Anyways, I met some new people the other day! How? This might be random, or even seemingly dangerous to someone that isn't a part of my culture... 

My friend had a project for her gastromusicology class (it discusses food and music, and if I had any talent when it came to music, I would take it too), to explore her own culture and how the atmosphere of it was enhanced through both food and music. So we went to the only Balkan restaurant in Portland, where she would interview the owners while we also got something good to eat. Seriously, if you are not vegan, I recommend this place dearly. There were 4 of us, and we walked into this place around 7 pm, being newbies for a place that I assumed had regulars of 10+ years. 

At first, all the other tables around us that were filled by people, not from or related to the Balkans. Which excited me, because it's cool to see others enjoying what your culture has to offer, especially when you come from such a small country. Most people I've talked to in the US either never heard of Bosnia and Herzegovina, or it takes them a few minutes to comprehend what it is. I completely understand, I am 90% sure I had no idea Oregon existed until I applied to this college (oops). 

We vibed with the music, indulged in our food, and laughed at our table, not noticing the table next to us filling up with a few people. Speaking in our own language, we exposed ourselves very easily. A guy called us up from the table asking us, well, 'Can I ask you something?' (a statement I always found ironic since you are already asking me something, no hate, just shower thoughts). To make something clear, this conversation did not happen in English, but in Bosnian/Croatian/Serbian (depends on who you ask, they're very similar). Of course, we said yes, and he asked where we were from and how he doesn't know us yet. 

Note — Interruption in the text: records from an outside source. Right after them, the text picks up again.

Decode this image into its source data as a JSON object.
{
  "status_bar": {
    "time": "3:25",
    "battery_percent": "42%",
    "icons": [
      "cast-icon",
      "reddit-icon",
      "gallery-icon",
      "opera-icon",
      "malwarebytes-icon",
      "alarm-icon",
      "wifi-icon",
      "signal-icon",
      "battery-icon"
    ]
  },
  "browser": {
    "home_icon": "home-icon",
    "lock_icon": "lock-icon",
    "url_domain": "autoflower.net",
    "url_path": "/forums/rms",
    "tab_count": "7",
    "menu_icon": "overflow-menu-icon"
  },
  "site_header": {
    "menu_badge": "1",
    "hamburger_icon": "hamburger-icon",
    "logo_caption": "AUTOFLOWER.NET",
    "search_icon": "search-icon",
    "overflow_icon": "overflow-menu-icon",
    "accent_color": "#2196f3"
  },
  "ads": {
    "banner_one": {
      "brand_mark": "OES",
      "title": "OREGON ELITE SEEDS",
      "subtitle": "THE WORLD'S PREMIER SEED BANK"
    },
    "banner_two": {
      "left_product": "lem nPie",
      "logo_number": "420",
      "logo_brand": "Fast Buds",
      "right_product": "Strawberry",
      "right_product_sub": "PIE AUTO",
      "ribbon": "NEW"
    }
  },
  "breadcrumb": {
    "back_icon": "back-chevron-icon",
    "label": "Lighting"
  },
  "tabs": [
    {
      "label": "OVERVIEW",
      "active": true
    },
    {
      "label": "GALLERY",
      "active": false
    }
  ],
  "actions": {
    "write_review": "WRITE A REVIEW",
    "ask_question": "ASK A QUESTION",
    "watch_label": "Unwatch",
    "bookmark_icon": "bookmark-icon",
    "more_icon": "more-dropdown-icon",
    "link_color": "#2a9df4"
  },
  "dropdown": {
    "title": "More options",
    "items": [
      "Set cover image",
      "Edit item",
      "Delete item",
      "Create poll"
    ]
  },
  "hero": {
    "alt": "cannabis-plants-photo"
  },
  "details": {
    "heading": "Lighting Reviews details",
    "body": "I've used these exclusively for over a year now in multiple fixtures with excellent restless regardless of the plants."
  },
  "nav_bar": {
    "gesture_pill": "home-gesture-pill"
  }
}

Upon further conversation, we revealed how we have recently moved for college, and he and his wife told us they've been living here for 20 years, and own a Balkan style cafe nearby, with real coffee (sorry Starbucks, you do not have the prerequisite to be considered coffee in the Balkans). With him sat the owners of the restaurant we were at, as well as an owner of a Balkan shop in nearby Vancouver. We chatted quickly, exchanging jokes and summaries of our lives, and the guy offered to buy us all a drink! As college students, we accepted with a lot of gratitude. We all went back to our own conversations. Near the closing times, we were getting ready to leave, and asked for the bill, but were told it was covered by one of the other people at the table - the owner of the store! Incredibly grateful we had no idea how to properly express it as we stared in shock repeating 'Hvala Vam' (thank you). 

Did it stop there? NO. 

The man and his wife insisted on driving us to the college so we wouldn't have to pay for an uber or run after the bus. In the car, he told us more about them and asked more about us. My biggest takeaway is their story of hating the US for the first 10 years they lived there, refusing to adapt, and just romanticizing how different it is back home, a trap many fall for after moving somewhere.

What mattered most was the realization of learning to love your environment, and seeing you're actively searching for things to dislike about it. Once they got over that, they learned to love to live here, with all the pros and cons, even the rain.

Getting back to my dorm, all I knew was that I wasn't a bad person for wanting to leave my country, because I am ultimately bringing my culture with me. I aspire to be just like that when I grow up, spreading all the good of my culture across the world, that eager to help and socialize. Culture has no boundaries or borders, it just is this vibrant energy you carry with you.